A newly disclosed Windows Defender vulnerability, tracked as CVE-2026-50656 and dubbed RoguePlanet, has raised concerns across the cybersecurity community after a working proof-of-concept (PoC) exploit was released before a security patch became available. The exploit was published on GitHub by security researcher Nightmare Eclipse on June 10, 2026, only hours after Microsoft issued its June Patch Tuesday updates.
The RoguePlanet flaw affects Microsoft Defender and carries a CVSS 3.1 base score of 7.8, categorized under CWE-362, which covers race conditions caused by improper synchronization of shared resources. Microsoft has acknowledged CVE-2026-50656 and confirmed that a fix is in development, but as of June 18, 2026, the company has not announced a release timeline.
The publication of CVE-2026-50656 followed the researcher’s earlier coordinated disclosures involving two other Defender vulnerabilities, CVE-2026-45586 (GreenPlasma) and CVE-2026-45585 (YellowKey), both of which were addressed during June’s Patch Tuesday cycle.

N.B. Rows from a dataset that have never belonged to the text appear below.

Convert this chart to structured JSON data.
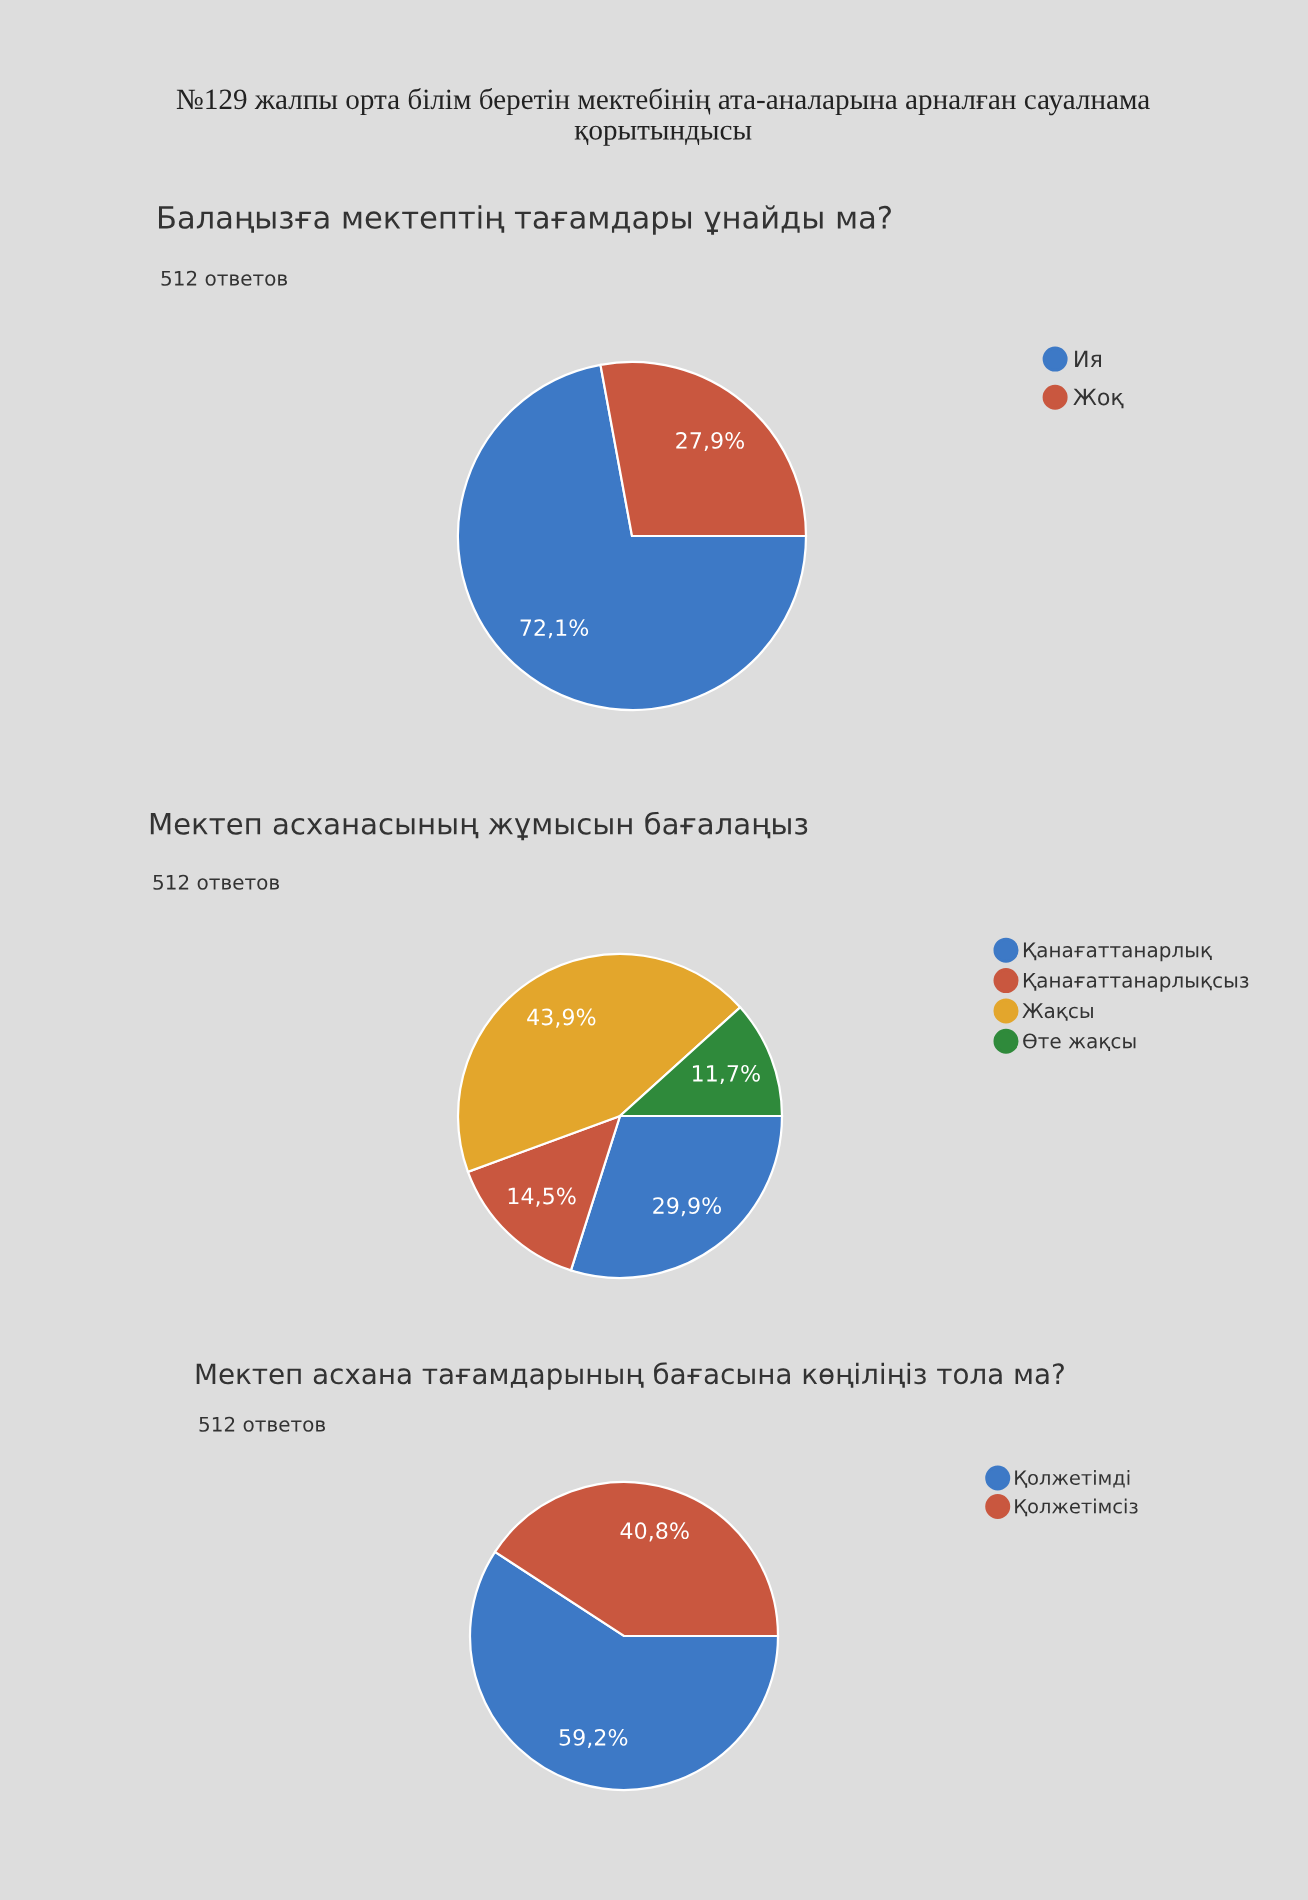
{
  "chart_data": [
    {
      "type": "pie",
      "title": "Балаңызға мектептің тағамдары ұнайды ма?",
      "subtitle": "512 ответов",
      "annotations": [
        "№129 жалпы орта білім беретін мектебінің ата-аналарына арналған сауалнама қорытындысы"
      ],
      "categories": [
        "Ия",
        "Жоқ"
      ],
      "values": [
        72.1,
        27.9
      ],
      "colors": [
        "#3d79c6",
        "#c9573f"
      ],
      "value_labels": [
        "72,1%",
        "27,9%"
      ],
      "legend": "top right"
    },
    {
      "type": "pie",
      "title": "Мектеп асханасының жұмысын бағалаңыз",
      "subtitle": "512 ответов",
      "categories": [
        "Қанағаттанарлық",
        "Қанағаттанарлықсыз",
        "Жақсы",
        "Өте жақсы"
      ],
      "values": [
        29.9,
        14.5,
        43.9,
        11.7
      ],
      "colors": [
        "#3d79c6",
        "#c9573f",
        "#e3a62c",
        "#2f8a3b"
      ],
      "value_labels": [
        "29,9%",
        "14,5%",
        "43,9%",
        "11,7%"
      ],
      "legend": "top right"
    },
    {
      "type": "pie",
      "title": "Мектеп асхана тағамдарының бағасына көңіліңіз тола ма?",
      "subtitle": "512 ответов",
      "categories": [
        "Қолжетімді",
        "Қолжетімсіз"
      ],
      "values": [
        59.2,
        40.8
      ],
      "colors": [
        "#3d79c6",
        "#c9573f"
      ],
      "value_labels": [
        "59,2%",
        "40,8%"
      ],
      "legend": "top right"
    }
  ]
}
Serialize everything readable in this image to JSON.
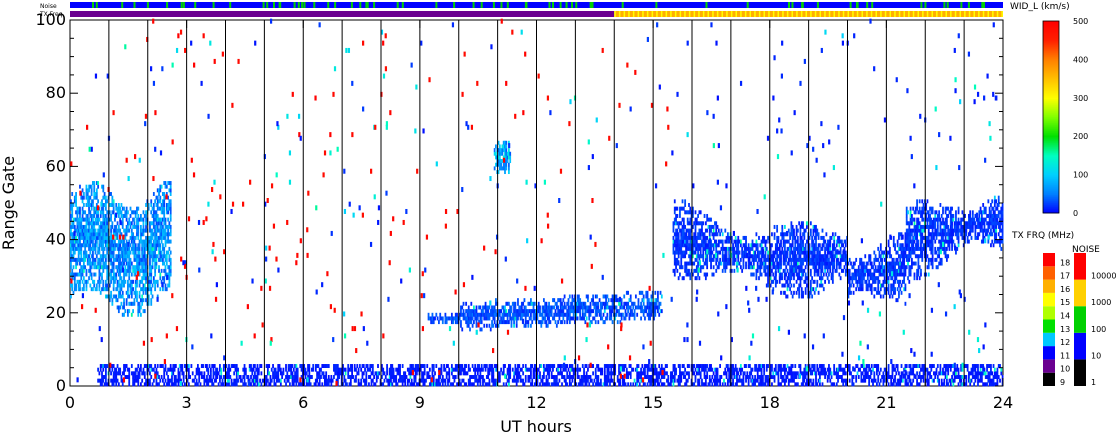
{
  "chart_data": {
    "type": "heatmap",
    "title": "",
    "xlabel": "UT hours",
    "ylabel": "Range Gate",
    "xlim": [
      0,
      24
    ],
    "ylim": [
      0,
      100
    ],
    "x_ticks": [
      "0",
      "3",
      "6",
      "9",
      "12",
      "15",
      "18",
      "21",
      "24"
    ],
    "x_tick_values": [
      0,
      3,
      6,
      9,
      12,
      15,
      18,
      21,
      24
    ],
    "y_ticks": [
      "0",
      "20",
      "40",
      "60",
      "80",
      "100"
    ],
    "y_tick_values": [
      0,
      20,
      40,
      60,
      80,
      100
    ],
    "scan_boundaries_ut": [
      1,
      2,
      3,
      4,
      5,
      6,
      7,
      8,
      9,
      10,
      11,
      12,
      13,
      14,
      15,
      16,
      17,
      18,
      19,
      20,
      21,
      22,
      23
    ],
    "grid": false,
    "parameter_colorbar": {
      "label": "WID_L (km/s)",
      "range": [
        0,
        500
      ],
      "ticks": [
        "0",
        "100",
        "200",
        "300",
        "400",
        "500"
      ],
      "tick_values": [
        0,
        100,
        200,
        300,
        400,
        500
      ],
      "colors": [
        "#0000ff",
        "#0080ff",
        "#00d0ff",
        "#00ffc0",
        "#00e000",
        "#80ff00",
        "#ffff00",
        "#ffc000",
        "#ff8000",
        "#ff2000",
        "#ff0000"
      ]
    },
    "txfreq_colorbar": {
      "label": "TX FRQ (MHz)",
      "ticks": [
        "9",
        "10",
        "11",
        "12",
        "13",
        "14",
        "15",
        "16",
        "17",
        "18"
      ],
      "colors": [
        "#000000",
        "#6a0090",
        "#0000ff",
        "#00c8ff",
        "#00e000",
        "#b0ff00",
        "#ffff00",
        "#ffb000",
        "#ff6000",
        "#ff0000"
      ]
    },
    "noise_colorbar": {
      "label": "NOISE",
      "ticks": [
        "1",
        "10",
        "100",
        "1000",
        "10000"
      ],
      "colors": [
        "#000000",
        "#0000ff",
        "#00d000",
        "#ffd000",
        "#ff0000"
      ]
    },
    "status_bars": [
      {
        "label": "Noise",
        "segments": [
          {
            "from": 0,
            "to": 24,
            "level": "10"
          }
        ],
        "dots_level": "100"
      },
      {
        "label": "TX Freq",
        "segments": [
          {
            "from": 0,
            "to": 14,
            "color": "#6a0090"
          },
          {
            "from": 14,
            "to": 24,
            "color": "#ffb000"
          }
        ]
      }
    ],
    "regions": [
      {
        "name": "near-range ground echoes",
        "ut": [
          0.7,
          24
        ],
        "gate": [
          0,
          5
        ],
        "velocity_kms": 10
      },
      {
        "name": "early echoes",
        "ut": [
          0,
          2.6
        ],
        "gate": [
          18,
          58
        ],
        "velocity_kms": 60
      },
      {
        "name": "patch",
        "ut": [
          10.9,
          11.3
        ],
        "gate": [
          58,
          66
        ],
        "velocity_kms": 80
      },
      {
        "name": "gate 20 band",
        "ut": [
          9.2,
          15.2
        ],
        "gate": [
          15,
          26
        ],
        "velocity_kms": 30
      },
      {
        "name": "afternoon echoes",
        "ut": [
          15.5,
          24
        ],
        "gate": [
          22,
          53
        ],
        "velocity_kms": 20
      }
    ]
  }
}
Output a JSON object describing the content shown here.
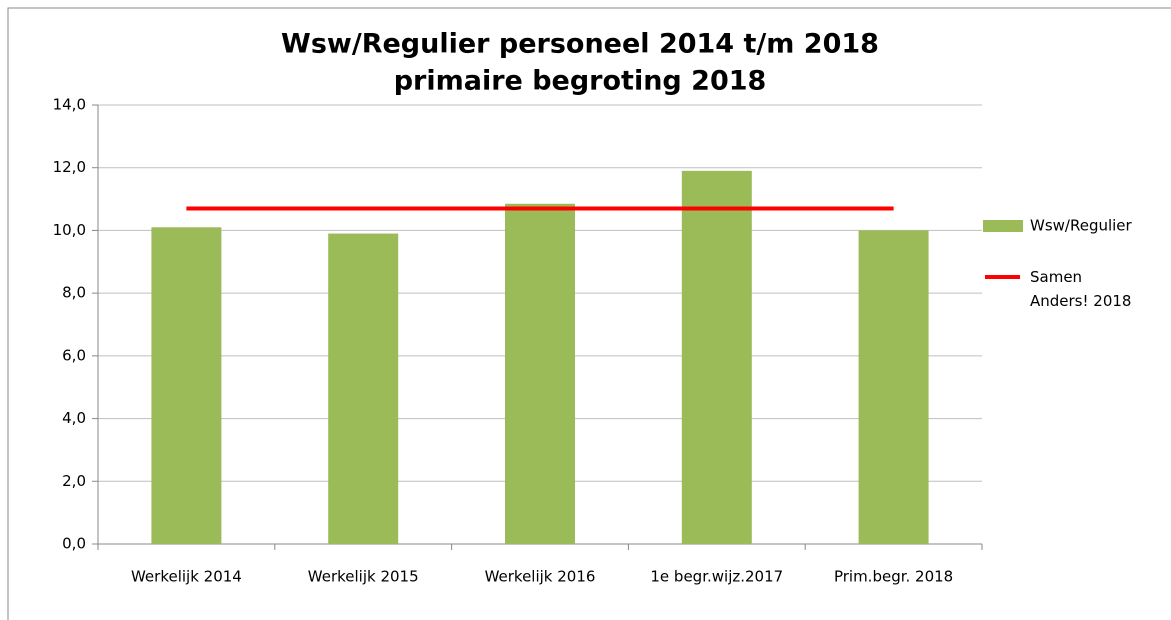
{
  "chart_data": {
    "type": "bar",
    "title": [
      "Wsw/Regulier personeel 2014 t/m 2018",
      "primaire begroting 2018"
    ],
    "categories": [
      "Werkelijk 2014",
      "Werkelijk 2015",
      "Werkelijk 2016",
      "1e begr.wijz.2017",
      "Prim.begr. 2018"
    ],
    "series": [
      {
        "name": "Wsw/Regulier",
        "type": "bar",
        "color": "#9bbb59",
        "values": [
          10.1,
          9.9,
          10.85,
          11.9,
          10.0
        ]
      },
      {
        "name": "Samen Anders! 2018",
        "type": "line",
        "color": "#ff0000",
        "values": [
          10.7,
          10.7,
          10.7,
          10.7,
          10.7
        ]
      }
    ],
    "ylim": [
      0,
      14
    ],
    "yticks": [
      {
        "value": 0,
        "label": "0,0"
      },
      {
        "value": 2,
        "label": "2,0"
      },
      {
        "value": 4,
        "label": "4,0"
      },
      {
        "value": 6,
        "label": "6,0"
      },
      {
        "value": 8,
        "label": "8,0"
      },
      {
        "value": 10,
        "label": "10,0"
      },
      {
        "value": 12,
        "label": "12,0"
      },
      {
        "value": 14,
        "label": "14,0"
      }
    ],
    "grid": true,
    "legend": "right"
  }
}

Nightmare Eclipse stated that the decision to publicly release RoguePlanet without a prior coordinated disclosure period stemmed from dissatisfaction with what was described as slow response times within Microsoft’s bug bounty process. As a result, defenders are now dealing with a publicly documented exploit targeting one of the world’s most widely deployed endpoint security platforms before a patch is available.
CVE-2026-50656 exploits a Time-of-Check to Time-of-Use (TOCTOU) race condition inside Microsoft Defender’s file-processing workflow. During a scan, Defender checks a file path and later reopens the file for analysis. The RoguePlanet exploit takes advantage of the gap between those two actions by replacing the original file with a malicious payload.
Because Microsoft Defender operates under the SYSTEM account, a successful race condition allows the substituted payload to execute with SYSTEM-level privileges. The exploit reportedly works on fully patched Windows 10 and Windows 11 systems.
Although exploitation requires local authenticated access, attackers often obtain such access through phishing campaigns, browser exploits, or stolen credentials. The PoC is not guaranteed to succeed on every attempt because it depends on winning the race condition. However, Nightmare Eclipse noted that automated retry mechanisms can make exploitation reliable in practical scenarios.
Local privilege escalation vulnerabilities such as CVE-2026-50656 are frequently used in post-compromise attack chains. Once attackers gain limited access, vulnerabilities like RoguePlanet can elevate permissions to full system control. This enables actions such as disabling security software, extracting credentials from LSASS, establishing persistence, and moving laterally across networks.
Microsoft stated that it is working on a ‘high-quality patch’ but has not committed to an out-of-band release, leaving open the possibility that CVE-2026-50656 could remain unpatched until a future Patch Tuesday update. Organizations are advised to monitor Windows Event Logs for unexpected SYSTEM-level process creation, deploy EDR detections for rapid file-substitution activity, enforce least-privilege access controls, restrict unnecessary development tools, enable Attack Surface Reduction rules in block mode, block known PoC hashes, and deploy Microsoft’s fix immediately once it becomes available.